Получив полную свободу, истомившийся лев в считанный миг пробился наружу, перестав уязвлять мрачное величие могильника видом обнаженного человека и зарычал, глядя на опешившего Ганджу. На контрасте с человеком тот выглядел массивнее, но теперь создавалось впечатление, что белый верлев не уступает ему в размерах. А валящийся вниз крупные, как ангельские перья, снежинки и вовсе скрадывали ощущение его присутствия, так что африканец занервничал. Припал к земле, выжидая момент для прыжка, выхватил его, и метнулся вперед, когда противник сделал тоже самое. Вбился плечом в грудь, опрокидывая великана на землю, не обращая внимания на когти, дравшие бока и хребет, обрушился следом. И впился клыками в мощное горло, прокусывая трахею, пуская пряную густую кровь, почти терявшуюся в густой шерсти одного. И раскрашивавшую шкуру другого.

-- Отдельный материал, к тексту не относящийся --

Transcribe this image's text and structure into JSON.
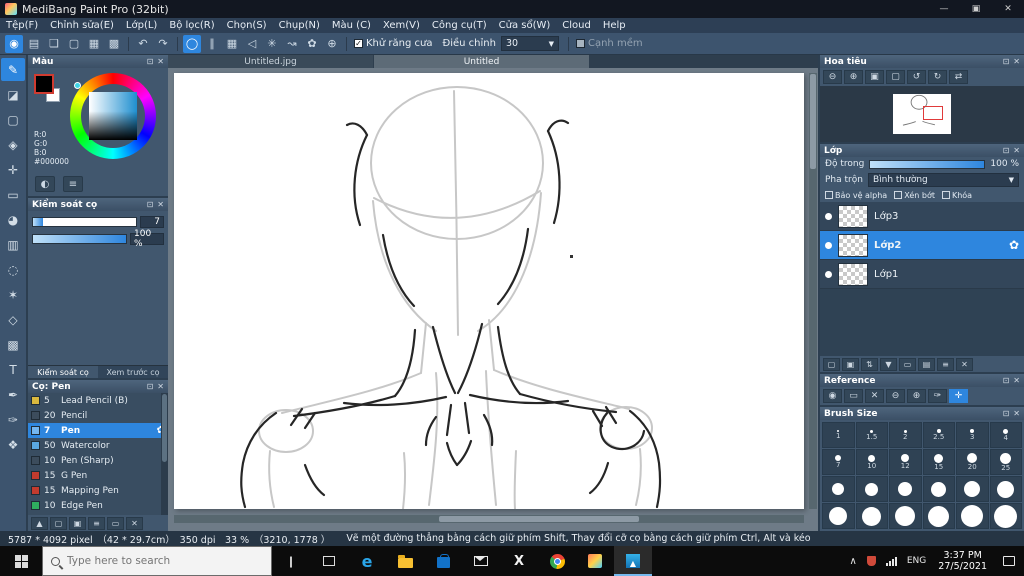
{
  "window": {
    "title": "MediBang Paint Pro (32bit)"
  },
  "menu": {
    "items": [
      "Tệp(F)",
      "Chỉnh sửa(E)",
      "Lớp(L)",
      "Bộ lọc(R)",
      "Chọn(S)",
      "Chụp(N)",
      "Màu (C)",
      "Xem(V)",
      "Công cụ(T)",
      "Cửa sổ(W)",
      "Cloud",
      "Help"
    ]
  },
  "toolbar": {
    "antialias": "Khử răng cưa",
    "adjust_label": "Điều chỉnh",
    "adjust_value": "30",
    "soft_edge": "Cạnh mềm"
  },
  "color_panel": {
    "title": "Màu",
    "r": "R:0",
    "g": "G:0",
    "b": "B:0",
    "hex": "#000000"
  },
  "brush_control": {
    "title": "Kiểm soát cọ",
    "size_value": "7",
    "opacity_value": "100 %",
    "tab1": "Kiểm soát cọ",
    "tab2": "Xem trước cọ"
  },
  "brush_panel": {
    "title": "Cọ: Pen",
    "brushes": [
      {
        "size": "5",
        "name": "Lead Pencil (B)"
      },
      {
        "size": "20",
        "name": "Pencil"
      },
      {
        "size": "7",
        "name": "Pen"
      },
      {
        "size": "50",
        "name": "Watercolor"
      },
      {
        "size": "10",
        "name": "Pen (Sharp)"
      },
      {
        "size": "15",
        "name": "G Pen"
      },
      {
        "size": "15",
        "name": "Mapping Pen"
      },
      {
        "size": "10",
        "name": "Edge Pen"
      }
    ]
  },
  "documents": {
    "tab1": "Untitled.jpg",
    "tab2": "Untitled"
  },
  "navigator": {
    "title": "Hoa tiêu"
  },
  "layers": {
    "title": "Lớp",
    "opacity_label": "Độ trong",
    "opacity_value": "100 %",
    "blend_label": "Pha trộn",
    "blend_value": "Bình thường",
    "check1": "Bảo vệ alpha",
    "check2": "Xén bớt",
    "check3": "Khóa",
    "items": [
      {
        "name": "Lớp3"
      },
      {
        "name": "Lớp2"
      },
      {
        "name": "Lớp1"
      }
    ]
  },
  "reference": {
    "title": "Reference"
  },
  "brush_size": {
    "title": "Brush Size",
    "labels_row1": [
      "1",
      "1.5",
      "2",
      "2.5",
      "3",
      "4"
    ],
    "labels_row2": [
      "7",
      "10",
      "12",
      "15",
      "20",
      "25"
    ]
  },
  "status": {
    "info": "5787 * 4092 pixel　（42 * 29.7cm）　350 dpi　33 %　（3210, 1778 ）",
    "hint": "Vẽ một đường thẳng bằng cách giữ phím Shift, Thay đổi cỡ cọ bằng cách giữ phím Ctrl, Alt và kéo"
  },
  "taskbar": {
    "search_placeholder": "Type here to search",
    "language": "ENG",
    "time": "3:37 PM",
    "date": "27/5/2021"
  },
  "colors": {
    "accent": "#2e86de",
    "selection_blue": "#2e86de",
    "foreground_swatch": "#000000",
    "brush_icon_colors": [
      "#d9b83e",
      "#3c4c5c",
      "#74b6f0",
      "#5aa7e0",
      "#3c4c5c",
      "#c23b2e",
      "#c23b2e",
      "#2fae5f"
    ],
    "navigator_viewport": "#e03a3a",
    "taskbar_underline": "#76b9ed"
  }
}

«А в этом что-то и вправду есть» – Доминик сжимал и сжимал челюсти, упиваясь утекающей в никуда кровью, чистосердечно желая сородичу смерти. Хоть и мог бы трижды отпустить, сжалившись. Но человек спал, а зверю и этого было недостаточно. Но и отстраняться вымотанный лев не спешил, зная что такое живучесть ему подобных. Надо будет – до рассвета станет стискивать зубы, пока солнце не рассудит, кто здесь жив, а кто мертв.